Recovery of Terrestrial Ecosystems

Restoring the forests that once covered the Sudbury landscape is a huge challenge—much greater than restoring a forest following logging or fire. The main reason for the difficulty is that the damage done to these ecosystems has seriously impaired the very foundation of terrestrial ecosystems: their soils. Succession in such circumstances takes a very long time unless helped along by active restoration methods. One of the main treatments used at restoration sites in the most disturbed areas has been spreading crushed limestone on the soils. Limestone adds the critical Ca2+ ions stripped from the soils by acid rain and can neutralize acidic soils, resulting in higher soil pH. Liming at the restoration sites has raised average soil pH to 6.3, compared with 4.3 at unrestored sites. Some sites were limed and planted with a single species of pine. Others were limed, fertilized, and planted with three to five tree species.

As a result of active restoration, the number of plant species at the restored sites averaged more than 3 times greater, compared with unrestored sites in the most disturbed zone (Figure 13.35). The number of plant species at the most species-rich restoration site was comparable to that at the low disturbance site, approximately 36 kilometers from the decommissioned smelter. However, approximately 30% of the plant species at restored sites were invasive non-native species, which have high dispersal rates and had colonized the restoration sites on their own. Meanwhile, all plant species at unrestored, control sites were native. Researchers suggest that it may take decades or even centuries for the plant communities at the restored sites to return to a composition close to the original community before disturbance.

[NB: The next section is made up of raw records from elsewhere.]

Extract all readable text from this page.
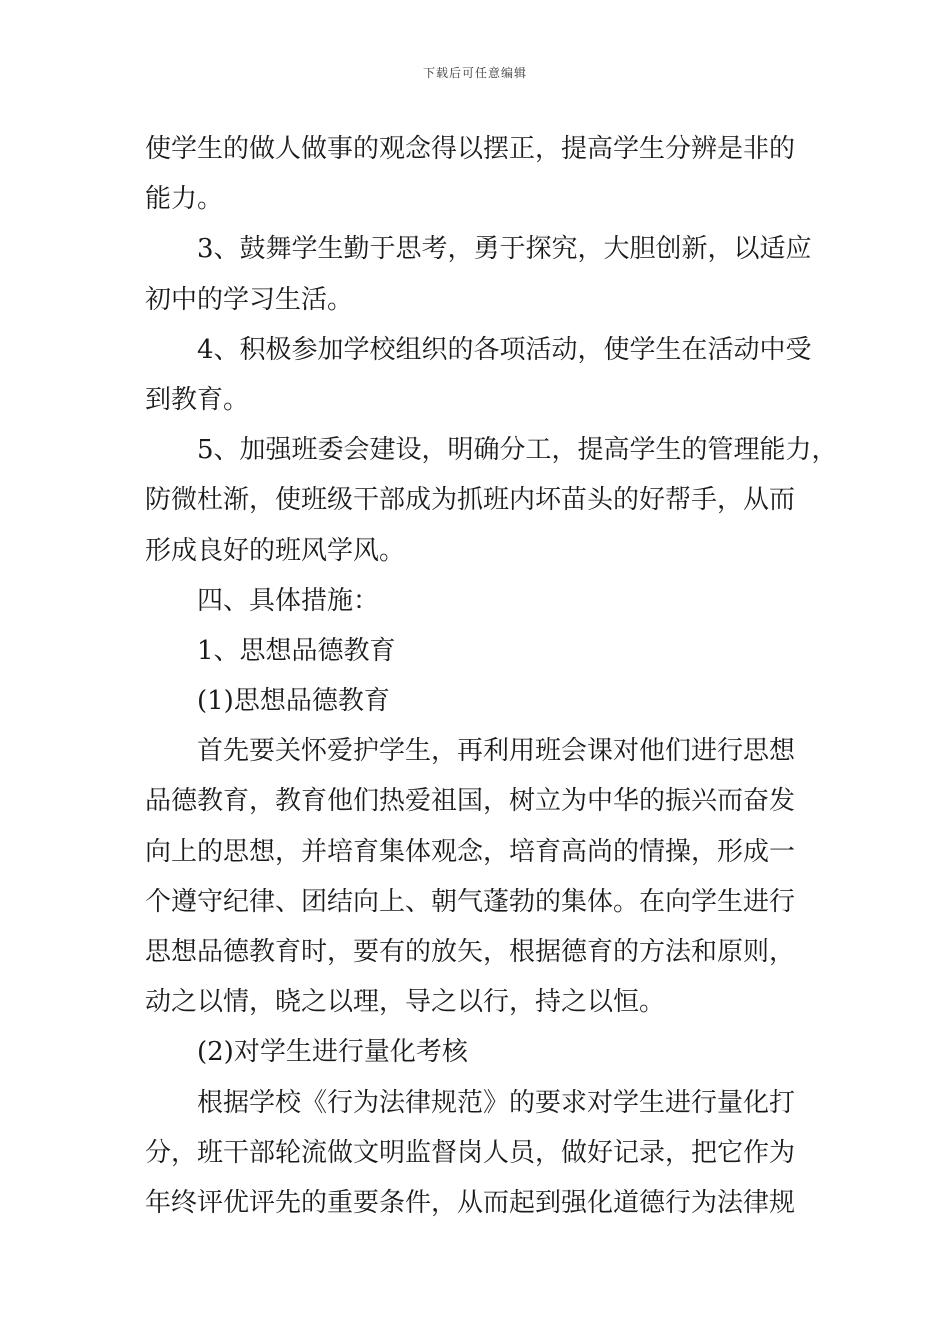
下载后可任意编辑
使学生的做人做事的观念得以摆正，提高学生分辨是非的
能力。
3、鼓舞学生勤于思考，勇于探究，大胆创新，以适应
初中的学习生活。
4、积极参加学校组织的各项活动，使学生在活动中受
到教育。
5、加强班委会建设，明确分工，提高学生的管理能力，
防微杜渐，使班级干部成为抓班内坏苗头的好帮手，从而
形成良好的班风学风。
四、具体措施：
1、思想品德教育
(1)思想品德教育
首先要关怀爱护学生，再利用班会课对他们进行思想
品德教育，教育他们热爱祖国，树立为中华的振兴而奋发
向上的思想，并培育集体观念，培育高尚的情操，形成一
个遵守纪律、团结向上、朝气蓬勃的集体。在向学生进行
思想品德教育时，要有的放矢，根据德育的方法和原则，
动之以情，晓之以理，导之以行，持之以恒。
(2)对学生进行量化考核
根据学校《行为法律规范》的要求对学生进行量化打
分，班干部轮流做文明监督岗人员，做好记录，把它作为
年终评优评先的重要条件，从而起到强化道德行为法律规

RESULTS OF TERRESTRIAL RESTORATION AT SUDBURY, ONTARIO
image
FIGURE 13.35 Decades of natural recovery and active restoration near a decommissioned smelter have shown that active restoration speeds the development of species-rich plant communities in the most disturbed sites. (Data from Rayfield et al., 2005)

Think About It

  1. What do the successful reductions in acid rain and recovery of some ecosystems indicate about the scientific understanding of the causes and effects of acid rain?

  2. Why might the ecosystems impacted by acid rain never return to their state prior to acid rain impacts, especially in terms of their species composition?

    415

  3. What can working toward restoration of damaged ecosystems teach us about the ecology of these systems?